Me, Sher, and Ad

Me, Sher, and Ad
Bro Adam and sis Sher, my rocks!

Tuesday, February 5, 2019

Winter Poems

"Lake Wynonah Snow"

For my 24th Frazzled at Forty podcast
episode entitled, "Snowcast", I discussed all things snow while taking a snow day from work. I hate to say it but when you are an adult and take a snow day, it usually does not mean it's gonna be that fun. It usually comes down to spending your day shoveling at different times to keep up with the snow OR doing housework, dishes, laundry etc.

This particular snow day was no different. I enjoyed my morning coffee and grabbed a bite to eat the day's news but then I got my ass up to work on stuff around the house. I also took a nap for a bit. Well shoveling is exhausting! Or perhaps it was the whiskey I was sipping while shoveling....

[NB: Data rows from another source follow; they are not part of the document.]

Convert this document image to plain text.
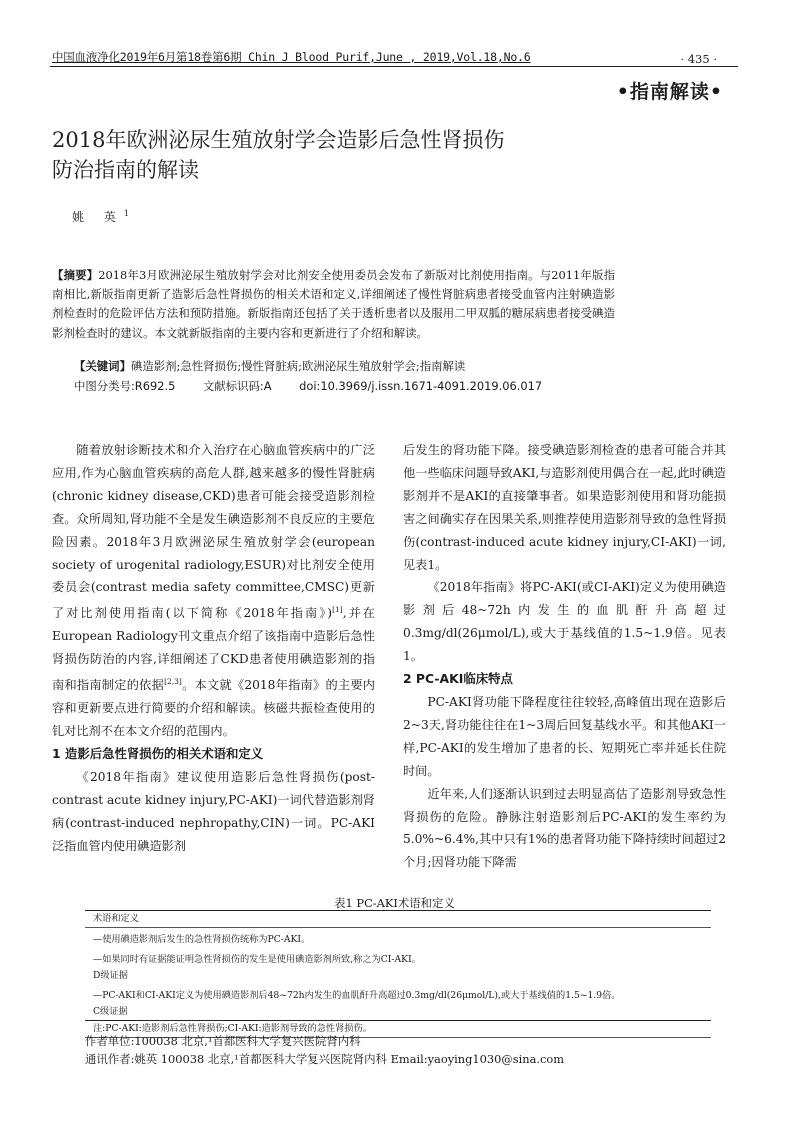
中国血液净化2019年6月第18卷第6期 Chin J Blood Purif,June , 2019,Vol.18,No.6	· 435 ·
•指南解读•
2018年欧洲泌尿生殖放射学会造影后急性肾损伤
防治指南的解读
姚 英$^1$
【摘要】2018年3月欧洲泌尿生殖放射学会对比剂安全使用委员会发布了新版对比剂使用指南。与2011年版指南相比,新版指南更新了造影后急性肾损伤的相关术语和定义,详细阐述了慢性肾脏病患者接受血管内注射碘造影剂检查时的危险评估方法和预防措施。新版指南还包括了关于透析患者以及服用二甲双胍的糖尿病患者接受碘造影剂检查时的建议。本文就新版指南的主要内容和更新进行了介绍和解读。
【关键词】碘造影剂;急性肾损伤;慢性肾脏病;欧洲泌尿生殖放射学会;指南解读
中图分类号:R692.5 文献标识码:A doi:10.3969/j.issn.1671-4091.2019.06.017

随着放射诊断技术和介入治疗在心脑血管疾病中的广泛应用,作为心脑血管疾病的高危人群,越来越多的慢性肾脏病(chronic kidney disease,CKD)患者可能会接受造影剂检查。众所周知,肾功能不全是发生碘造影剂不良反应的主要危险因素。2018年3月欧洲泌尿生殖放射学会(european society of urogenital radiology,ESUR)对比剂安全使用委员会(contrast media safety committee,CMSC)更新了对比剂使用指南(以下简称《2018年指南》)[1],并在European Radiology刊文重点介绍了该指南中造影后急性肾损伤防治的内容,详细阐述了CKD患者使用碘造影剂的指南和指南制定的依据[2,3]。本文就《2018年指南》的主要内容和更新要点进行简要的介绍和解读。核磁共振检查使用的钆对比剂不在本文介绍的范围内。

1 造影后急性肾损伤的相关术语和定义

《2018年指南》建议使用造影后急性肾损伤(post-contrast acute kidney injury,PC-AKI)一词代替造影剂肾病(contrast-induced nephropathy,CIN)一词。PC-AKI泛指血管内使用碘造影剂

后发生的肾功能下降。接受碘造影剂检查的患者可能合并其他一些临床问题导致AKI,与造影剂使用偶合在一起,此时碘造影剂并不是AKI的直接肇事者。如果造影剂使用和肾功能损害之间确实存在因果关系,则推荐使用造影剂导致的急性肾损伤(contrast-induced acute kidney injury,CI-AKI)一词,见表1。

《2018年指南》将PC-AKI(或CI-AKI)定义为使用碘造影剂后48~72h内发生的血肌酐升高超过0.3mg/dl(26μmol/L),或大于基线值的1.5~1.9倍。见表1。

2 PC-AKI临床特点

PC-AKI肾功能下降程度往往较轻,高峰值出现在造影后2~3天,肾功能往往在1~3周后回复基线水平。和其他AKI一样,PC-AKI的发生增加了患者的长、短期死亡率并延长住院时间。

近年来,人们逐渐认识到过去明显高估了造影剂导致急性肾损伤的危险。静脉注射造影剂后PC-AKI的发生率约为5.0%~6.4%,其中只有1%的患者肾功能下降持续时间超过2个月;因肾功能下降需

表1 PC-AKI术语和定义
术语和定义
—使用碘造影剂后发生的急性肾损伤统称为PC-AKI。
—如果同时有证据能证明急性肾损伤的发生是使用碘造影剂所致,称之为CI-AKI。
D级证据
—PC-AKI和CI-AKI定义为使用碘造影剂后48~72h内发生的血肌酐升高超过0.3mg/dl(26μmol/L),或大于基线值的1.5~1.9倍。
C级证据
注:PC-AKI:造影剂后急性肾损伤;CI-AKI:造影剂导致的急性肾损伤。
作者单位:100038 北京,¹首都医科大学复兴医院肾内科
通讯作者:姚英 100038 北京,¹首都医科大学复兴医院肾内科 Email:yaoying1030@sina.com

At the end of each podcast, I recite a famous quote which is complimentary to the topic at hand. For the "Snowcast" podcast, I decided to do something different and recite a winter poem. I enjoyed researching the winter poetry and read close to 15. I settle on the two below. One by Romantic poet Thomas Hardy and the other by the famed American poet Robert Frost.

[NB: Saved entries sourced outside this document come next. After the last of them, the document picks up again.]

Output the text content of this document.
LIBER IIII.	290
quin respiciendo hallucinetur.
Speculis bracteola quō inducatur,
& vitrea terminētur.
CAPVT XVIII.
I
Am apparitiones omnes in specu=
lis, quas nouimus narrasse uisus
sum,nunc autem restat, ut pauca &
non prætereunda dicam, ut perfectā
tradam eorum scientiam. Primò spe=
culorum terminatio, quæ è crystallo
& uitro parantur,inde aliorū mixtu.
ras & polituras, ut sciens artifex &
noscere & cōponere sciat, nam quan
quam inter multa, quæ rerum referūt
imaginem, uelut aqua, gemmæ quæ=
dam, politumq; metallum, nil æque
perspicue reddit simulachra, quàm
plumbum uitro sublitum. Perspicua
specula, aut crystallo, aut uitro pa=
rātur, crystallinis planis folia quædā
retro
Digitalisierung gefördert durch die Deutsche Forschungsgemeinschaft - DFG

Frazzled at Forty Podcast:

The Darkling Thrush
by Thomas Hardy  1900

I leant upon a coppice gate
When Frost was spectre-grey,
And Winter's dregs made desolate
     The weakening eye of day.
The tangled bine-stems scored the sky
     Like strings of broken lyres,
And all mankind that haunted nigh
     Had sought their household fires.

The land's sharp features seems to be
     The Century's corpse outleant,
His crypt the cloudy canopy,
     he Wind his death-lament.
The ancient pulse of germ and birth
     Was shrunken hard and dry,
And every spirit upon earth
     Seemed as fervourless as I.

At once a voice arose among
     The bleak twigs overhead
In a full-hearted evensong
     Of joy illimited;
An aged thrush frail, gaunt, and small,
     In blast-beruffled plum,
Had chosen thus to fling his soul
     Upon the growing gloom.

So little cause for carolings
     Of such ecstatic sound
Was written on terrestrial things
     Afar or nigh around,
That I could think there trembled through
     his happy good-night air
Some blessed Hope, whereof he knew
     And I was unaware.


Stopping by Woods on a Snowy Evening
by Robert Frost  1922

Whose woods these are I think I know.
His house is in the village, though;
He will not see me stopping here
To watch his woods fill up with snow.

My little horse must think it queer
To stop without a farmhouse near
Between the woods and frozen lake
The darkest evening of the year.

He gives his harness bells a shake
To ask if there is some mistake
The only other sounds the sweep
Of easy wind and downy flake.

The woods are lovely, dark, and deep,
but I have promises to keep,
And miles to go before I sleep,
And miles to go before I sleep.

1 comment:

  1. Lovely to read and contemplate a poetic response to a winter woe. Thanks for bringing these words to our attention.